Not too many days go by when a customer or two doesn’t ask Jack Mooney about the mysterious tiny number on ketchup packages.
The 18-year-old member of the Whataburger restaurant team in Boerne, Texas has a tactful answer even though some want to believe the little number is a secret code.
“We heard down in Rockport the numbers mean the level of sweetness,” said Betty Mason, who lives in Corpus Christi where the burger chain in headquartered. “If it is rated ‘1’ it’s not as sweet and has more vinegar than a packet labeled ‘5,’”
“Yes, fives are the sweetest,” Darlene Hill claims. “My daughters and I have done taste tests on them.”

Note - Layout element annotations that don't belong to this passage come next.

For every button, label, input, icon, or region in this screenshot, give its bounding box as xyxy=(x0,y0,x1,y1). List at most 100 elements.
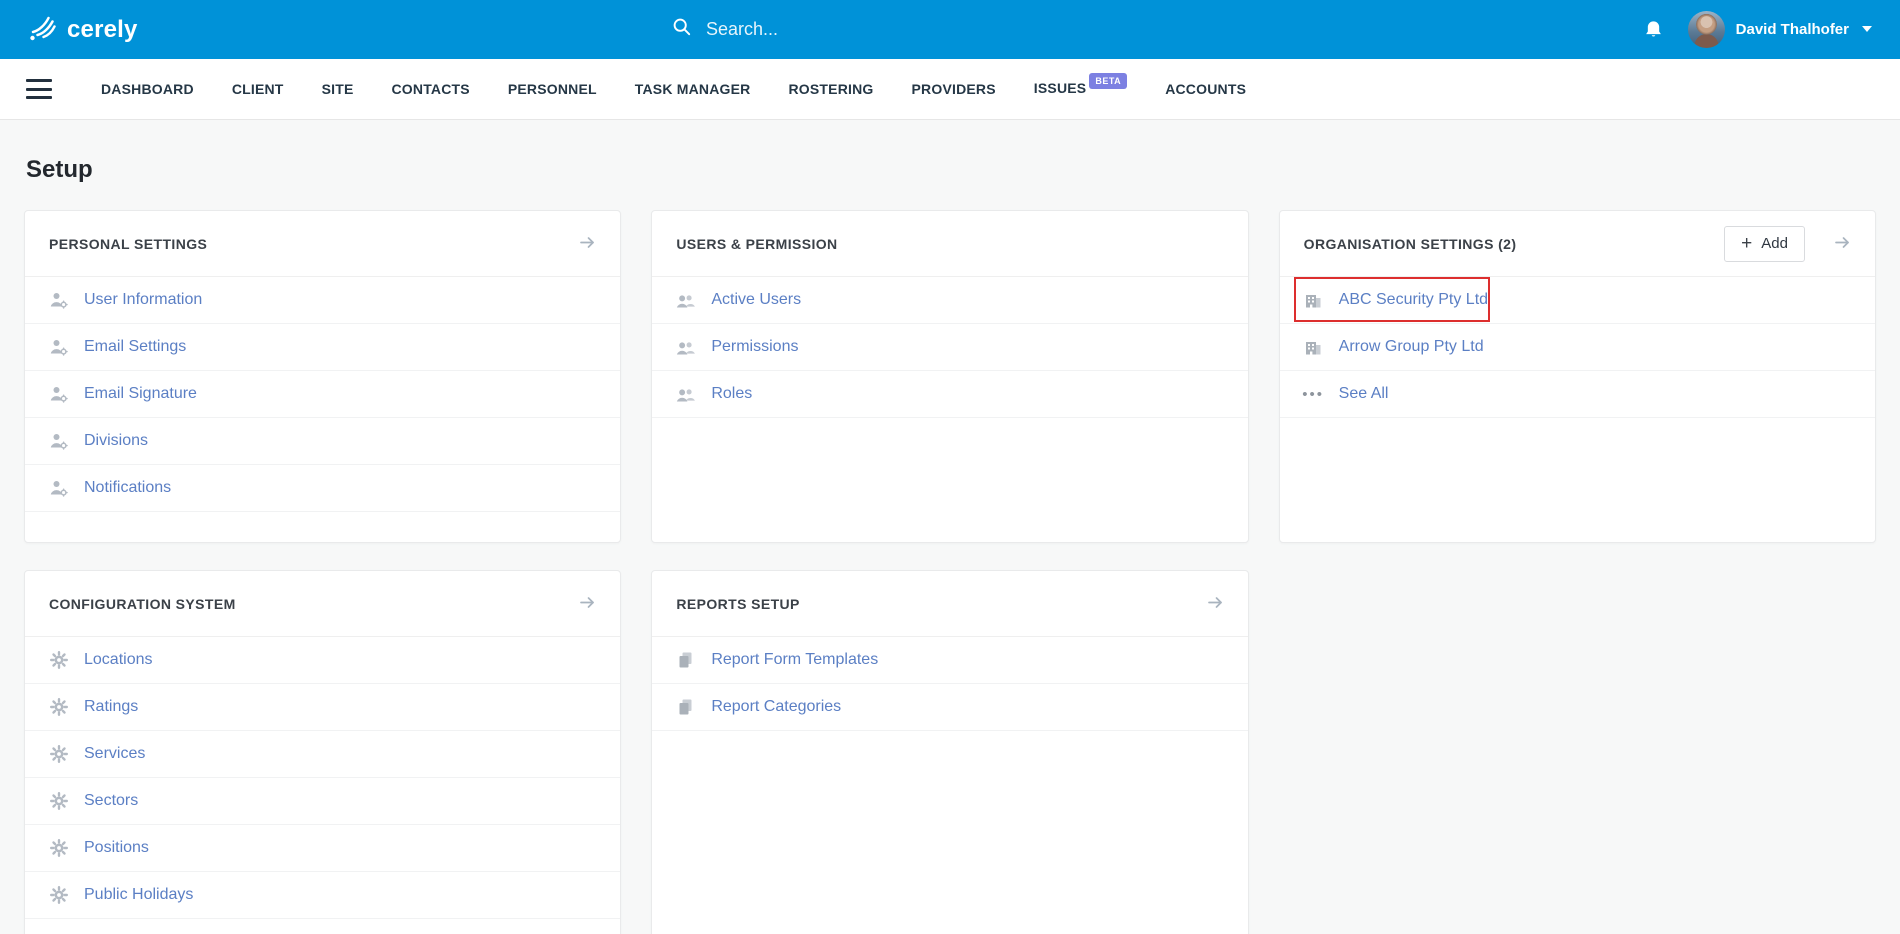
link-email-signature[interactable]: Email Signature xyxy=(84,385,197,403)
user-gear-icon xyxy=(49,292,68,309)
nav-item-site[interactable]: SITE xyxy=(303,81,373,97)
list-item: Report Categories xyxy=(652,684,1247,731)
link-positions[interactable]: Positions xyxy=(84,839,149,857)
list-item: Report Form Templates xyxy=(652,637,1247,684)
card-title-configuration-system: CONFIGURATION SYSTEM xyxy=(49,596,236,612)
list-item: Services xyxy=(25,731,620,778)
link-user-information[interactable]: User Information xyxy=(84,291,202,309)
list-item: User Information xyxy=(25,277,620,324)
reports-setup-arrow-button[interactable] xyxy=(1206,593,1224,615)
users-icon xyxy=(676,340,695,355)
arrow-right-icon xyxy=(1206,593,1224,615)
list-item: Arrow Group Pty Ltd xyxy=(1280,324,1875,371)
gear-icon xyxy=(49,886,68,904)
user-name: David Thalhofer xyxy=(1736,21,1849,38)
list-item: ••• See All xyxy=(1280,371,1875,418)
nav-item-personnel[interactable]: PERSONNEL xyxy=(489,81,616,97)
gear-icon xyxy=(49,792,68,810)
list-item: Roles xyxy=(652,371,1247,418)
list-item: Positions xyxy=(25,825,620,872)
user-gear-icon xyxy=(49,433,68,450)
setup-cards-grid: PERSONAL SETTINGS User Information Email… xyxy=(24,210,1876,934)
nav-items: DASHBOARD CLIENT SITE CONTACTS PERSONNEL… xyxy=(82,80,1265,98)
document-copy-icon xyxy=(676,698,695,716)
global-search[interactable] xyxy=(672,0,1026,59)
list-item: Public Holidays xyxy=(25,872,620,919)
user-gear-icon xyxy=(49,339,68,356)
search-icon xyxy=(672,17,692,42)
nav-item-task-manager[interactable]: TASK MANAGER xyxy=(616,81,770,97)
link-divisions[interactable]: Divisions xyxy=(84,432,148,450)
nav-item-rostering[interactable]: ROSTERING xyxy=(769,81,892,97)
nav-item-accounts[interactable]: ACCOUNTS xyxy=(1146,81,1265,97)
configuration-system-arrow-button[interactable] xyxy=(578,593,596,615)
link-locations[interactable]: Locations xyxy=(84,651,153,669)
arrow-right-icon xyxy=(578,593,596,615)
list-item: Locations xyxy=(25,637,620,684)
link-sectors[interactable]: Sectors xyxy=(84,792,138,810)
card-title-reports-setup: REPORTS SETUP xyxy=(676,596,799,612)
link-report-categories[interactable]: Report Categories xyxy=(711,698,841,716)
link-abc-security[interactable]: ABC Security Pty Ltd xyxy=(1339,291,1488,309)
link-roles[interactable]: Roles xyxy=(711,385,752,403)
gear-icon xyxy=(49,698,68,716)
gear-icon xyxy=(49,745,68,763)
add-organisation-button[interactable]: + Add xyxy=(1724,226,1805,262)
card-personal-settings: PERSONAL SETTINGS User Information Email… xyxy=(24,210,621,543)
link-permissions[interactable]: Permissions xyxy=(711,338,798,356)
list-item: Notifications xyxy=(25,465,620,512)
users-icon xyxy=(676,293,695,308)
link-email-settings[interactable]: Email Settings xyxy=(84,338,186,356)
list-item: Permissions xyxy=(652,324,1247,371)
card-users-permission: USERS & PERMISSION Active Users Permissi… xyxy=(651,210,1248,543)
plus-icon: + xyxy=(1741,234,1752,253)
link-notifications[interactable]: Notifications xyxy=(84,479,171,497)
main-nav: DASHBOARD CLIENT SITE CONTACTS PERSONNEL… xyxy=(0,59,1900,120)
building-icon xyxy=(1304,292,1323,309)
personal-settings-arrow-button[interactable] xyxy=(578,233,596,255)
user-gear-icon xyxy=(49,480,68,497)
list-item: ABC Security Pty Ltd xyxy=(1280,277,1875,324)
arrow-right-icon xyxy=(1833,233,1851,255)
link-services[interactable]: Services xyxy=(84,745,145,763)
search-input[interactable] xyxy=(706,19,1026,40)
user-menu[interactable]: David Thalhofer xyxy=(1688,11,1874,48)
user-gear-icon xyxy=(49,386,68,403)
list-item: Divisions xyxy=(25,418,620,465)
cerely-logo-icon xyxy=(26,11,60,48)
link-see-all-organisations[interactable]: See All xyxy=(1339,385,1389,403)
gear-icon xyxy=(49,651,68,669)
nav-item-dashboard[interactable]: DASHBOARD xyxy=(82,81,213,97)
link-active-users[interactable]: Active Users xyxy=(711,291,801,309)
nav-item-providers[interactable]: PROVIDERS xyxy=(893,81,1015,97)
link-public-holidays[interactable]: Public Holidays xyxy=(84,886,193,904)
ellipsis-icon: ••• xyxy=(1304,386,1323,403)
app-header: cerely David Thalhofer xyxy=(0,0,1900,59)
card-title-users-permission: USERS & PERMISSION xyxy=(676,236,837,252)
users-icon xyxy=(676,387,695,402)
chevron-down-icon xyxy=(1860,21,1874,39)
card-title-personal-settings: PERSONAL SETTINGS xyxy=(49,236,207,252)
link-arrow-group[interactable]: Arrow Group Pty Ltd xyxy=(1339,338,1484,356)
building-icon xyxy=(1304,339,1323,356)
menu-toggle-button[interactable] xyxy=(26,79,52,99)
avatar xyxy=(1688,11,1725,48)
gear-icon xyxy=(49,839,68,857)
nav-item-client[interactable]: CLIENT xyxy=(213,81,303,97)
nav-item-contacts[interactable]: CONTACTS xyxy=(373,81,489,97)
list-item: Ratings xyxy=(25,684,620,731)
card-organisation-settings: ORGANISATION SETTINGS (2) + Add ABC Secu… xyxy=(1279,210,1876,543)
beta-badge: BETA xyxy=(1089,73,1127,89)
nav-item-issues[interactable]: ISSUESBETA xyxy=(1015,80,1146,98)
list-item: Email Settings xyxy=(25,324,620,371)
card-configuration-system: CONFIGURATION SYSTEM Locations Ratings S… xyxy=(24,570,621,934)
bell-icon xyxy=(1643,19,1664,41)
link-ratings[interactable]: Ratings xyxy=(84,698,138,716)
list-item: Active Users xyxy=(652,277,1247,324)
page-title: Setup xyxy=(26,156,1876,184)
organisation-settings-arrow-button[interactable] xyxy=(1833,233,1851,255)
brand-logo[interactable]: cerely xyxy=(26,11,138,48)
card-title-organisation-settings: ORGANISATION SETTINGS (2) xyxy=(1304,236,1517,252)
link-report-form-templates[interactable]: Report Form Templates xyxy=(711,651,878,669)
notifications-button[interactable] xyxy=(1643,19,1664,41)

Do the numbered packets indicate a variance in recipes, or is this just another restaurant urban legend?
Along the familiar lines of the myths that green colored M&Ms are good for raising the romantic mood levels for females, or perhaps the old one about shaking a Polaroid picture faster will cause it to develop quicker, the Whataburger Ketchup Mystery seems to have grown across regions.
Perhaps Mooney has it right:
“We’ve been told the packets come off the manufacturing line in rows of five and this helps them trace which row it is in if something goes wrong during assembly.”

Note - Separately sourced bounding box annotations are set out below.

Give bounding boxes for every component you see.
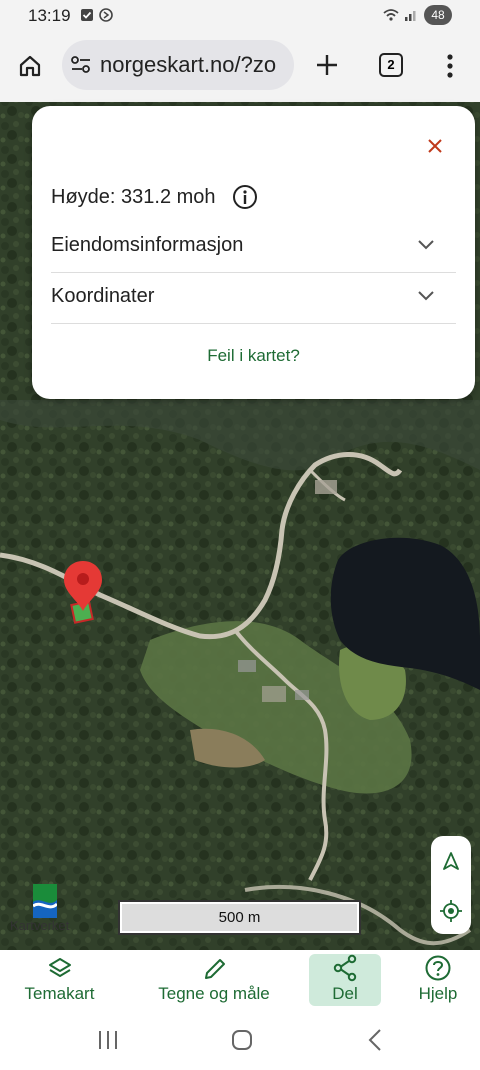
nav-label: Tegne og måle [158, 984, 270, 1003]
kartverket-logo-icon [33, 884, 57, 918]
bottom-navigation: Temakart Tegne og måle Del Hjelp [0, 950, 480, 1008]
browser-toolbar: norgeskart.no/?zo 2 [0, 30, 480, 102]
nav-temakart[interactable]: Temakart [12, 954, 107, 1006]
wifi-signal-icon [383, 9, 416, 21]
logo-text: Kartverket [10, 918, 70, 933]
nav-tegne-og-male[interactable]: Tegne og måle [148, 954, 280, 1006]
nav-label: Del [332, 984, 358, 1003]
url-text: norgeskart.no/?zo [100, 52, 277, 77]
battery-indicator: 48 [424, 5, 452, 25]
status-bar: 13:19 48 [0, 0, 480, 30]
coordinates-accordion[interactable]: Koordinater [51, 273, 456, 324]
help-icon [425, 955, 451, 981]
home-button-icon[interactable] [231, 1029, 253, 1051]
property-info-accordion[interactable]: Eiendomsinformasjon [51, 222, 456, 273]
nav-label: Hjelp [418, 984, 458, 1003]
share-icon [333, 954, 357, 982]
my-location-icon[interactable] [440, 900, 462, 922]
coordinates-label: Koordinater [51, 285, 155, 307]
system-navigation-bar [0, 1008, 480, 1070]
back-icon[interactable] [368, 1029, 382, 1051]
chevron-down-icon [418, 291, 434, 301]
home-icon[interactable] [18, 54, 42, 78]
site-settings-icon[interactable] [70, 55, 92, 75]
elevation-text: Høyde: 331.2 moh [51, 186, 216, 208]
nav-del[interactable]: Del [309, 954, 381, 1006]
new-tab-icon[interactable] [316, 54, 338, 76]
circle-notification-icon [99, 8, 113, 22]
kartverket-logo: Kartverket [10, 884, 82, 936]
address-bar[interactable]: norgeskart.no/?zo [62, 40, 294, 90]
pencil-icon [205, 959, 225, 979]
scale-bar: 500 m [118, 900, 361, 935]
info-popup: Høyde: 331.2 moh Eiendomsinformasjon Koo… [32, 106, 475, 399]
nav-label: Temakart [24, 984, 95, 1003]
recent-apps-icon[interactable] [97, 1030, 119, 1050]
status-time: 13:19 [28, 6, 71, 25]
layers-icon [48, 958, 71, 977]
location-marker-icon[interactable] [62, 559, 104, 627]
more-options-icon[interactable] [446, 54, 454, 78]
report-error-link[interactable]: Feil i kartet? [32, 346, 475, 366]
map-controls [431, 836, 471, 934]
checkbox-notification-icon [81, 9, 93, 21]
nav-hjelp[interactable]: Hjelp [403, 954, 473, 1006]
property-info-label: Eiendomsinformasjon [51, 234, 244, 256]
info-icon[interactable] [232, 184, 258, 210]
chevron-down-icon [418, 240, 434, 250]
tab-switcher-button[interactable]: 2 [379, 53, 403, 77]
close-icon[interactable] [425, 136, 445, 156]
compass-north-icon[interactable] [443, 852, 459, 870]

All those loyal or curious customers who have been collecting different numbered ketchup packets for their own taste tests might consider what headquarters has to say.
“The number on the ketchup packages refers to the way they are packaged,” says Matt Houston, Whataburger General Manager.
“There are five rows in each case of ketchup,” Houston explains. “The numbering is for quality control purposes.”